11.16.2009

animal vegetable miracle

Barbara Kingsolver’s 2007 Animal, Vegetable, Miracle – A Year of Food Life promotes a non-vegan approach to sustainability, environmentalism, the humane treatment of animals, and health. This love story between Kingsolver’s family and local food follows a year-long “experiment” in which the Kingsolver-Hopps consume only what can be found within 100 miles of their Appalachian home. They do make a few exceptions for items like coffee and olive oil, but the majority of what they eat comes from their own back yard. Intimately knowing the source of our food is empowering and important for supporting independent growers with sound practices, ensuring the quality of the food we eat, and avoiding the massive amount of fossil fuels used to transport non-local foods.

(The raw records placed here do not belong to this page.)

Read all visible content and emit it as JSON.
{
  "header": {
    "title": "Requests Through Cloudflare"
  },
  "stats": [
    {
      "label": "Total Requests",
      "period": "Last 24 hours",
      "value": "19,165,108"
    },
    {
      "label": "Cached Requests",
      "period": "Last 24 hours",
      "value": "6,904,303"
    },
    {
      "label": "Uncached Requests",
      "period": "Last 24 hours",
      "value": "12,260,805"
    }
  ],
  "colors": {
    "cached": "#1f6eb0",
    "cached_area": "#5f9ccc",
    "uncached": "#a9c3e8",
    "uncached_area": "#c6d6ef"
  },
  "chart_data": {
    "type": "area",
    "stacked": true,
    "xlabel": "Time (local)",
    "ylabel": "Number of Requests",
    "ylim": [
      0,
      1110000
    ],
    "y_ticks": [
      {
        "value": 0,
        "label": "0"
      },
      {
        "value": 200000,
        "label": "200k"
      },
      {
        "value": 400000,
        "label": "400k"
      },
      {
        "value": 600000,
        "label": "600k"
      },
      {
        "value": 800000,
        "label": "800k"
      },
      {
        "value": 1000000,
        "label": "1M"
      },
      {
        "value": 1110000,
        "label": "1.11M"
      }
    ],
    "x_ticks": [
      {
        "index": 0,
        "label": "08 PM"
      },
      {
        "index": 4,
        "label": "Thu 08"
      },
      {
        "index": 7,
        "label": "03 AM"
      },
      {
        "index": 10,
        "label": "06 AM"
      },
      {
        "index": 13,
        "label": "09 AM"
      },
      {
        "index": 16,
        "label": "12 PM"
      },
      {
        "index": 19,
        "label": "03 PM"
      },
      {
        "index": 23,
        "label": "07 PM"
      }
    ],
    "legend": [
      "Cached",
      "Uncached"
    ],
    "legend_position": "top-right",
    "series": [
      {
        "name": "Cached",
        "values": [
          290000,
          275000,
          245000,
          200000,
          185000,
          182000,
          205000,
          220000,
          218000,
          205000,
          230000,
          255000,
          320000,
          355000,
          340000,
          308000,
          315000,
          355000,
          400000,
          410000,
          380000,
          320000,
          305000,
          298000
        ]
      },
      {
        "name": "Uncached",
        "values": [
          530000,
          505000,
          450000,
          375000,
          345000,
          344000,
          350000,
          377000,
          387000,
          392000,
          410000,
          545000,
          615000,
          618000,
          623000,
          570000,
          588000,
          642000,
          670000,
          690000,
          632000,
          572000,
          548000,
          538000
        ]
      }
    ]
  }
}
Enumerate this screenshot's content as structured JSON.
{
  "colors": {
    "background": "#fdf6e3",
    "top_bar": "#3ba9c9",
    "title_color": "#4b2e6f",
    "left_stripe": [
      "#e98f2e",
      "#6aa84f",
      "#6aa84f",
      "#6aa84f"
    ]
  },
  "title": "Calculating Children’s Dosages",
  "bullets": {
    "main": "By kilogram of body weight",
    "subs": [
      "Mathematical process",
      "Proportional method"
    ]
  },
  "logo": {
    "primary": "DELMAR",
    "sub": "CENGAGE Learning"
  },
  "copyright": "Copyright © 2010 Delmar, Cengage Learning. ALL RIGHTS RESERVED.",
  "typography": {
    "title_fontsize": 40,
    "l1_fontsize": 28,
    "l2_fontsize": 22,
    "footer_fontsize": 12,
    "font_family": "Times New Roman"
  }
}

Kingsolver’s effortless descriptions of planting heirloom seeds, laboriously tending to her garden, harvesting beautiful, organic produce, and canning it to sustain her family through the winter made me want to put on my gardening gloves and dig in.

As I’ve mentioned before, our back yard is less than ideal for a garden. When we first moved into this house we spent hours picking up trash and broken glass from the property. Now, over a year later, bottle caps and bits of glass still surface every time it rains. Yet, I can’t shake the desire to grow my own food. Clearly, many of us do not have the luxury of Kingsolver to dedicate most of our waking hours to gardening and writing about our results. However, there are plenty of other ways to get local food, even if it’s not as local as your back yard.

Visiting the Eat Well Guide at http://www.eatwellguide.org is an easy way to search for businesses in your area that carry or produce local food. The site even allows you to narrow your search to restaurants, co-ops, stores, farms, etc. so that you can find just what you’re looking for.

There are also plenty of great resources about urban gardening and gardening in small spaces, if you don’t live on garden-friendly land. Ultimately, we plan to move to a different home where we have plenty of space for a garden. In the mean time, I hope to try a few plants in the windowsill.

Kingsolver also raises and slaughters her own Heritage turkeys, which is clearly a positive alternative to supporting the producers of genetically modified, tortured, deprived, growth hormone and antibiotic stuffed Butterball birds. If you eat animals, seeking out local farms that raise heritage turkeys in the way Kingsolver does and choosing to support them rather than the national corporations who run thousands of factory farms, is a great way vote for sustainability with your wallet. Companies are only as strong as consumers allow them to be. I hope that curling up with Animal, Vegetable, Miracle will inspire you to challenge your own consumption patterns and perhaps, you’ll find Kingsolver’s narrative to be as dreamy as I did.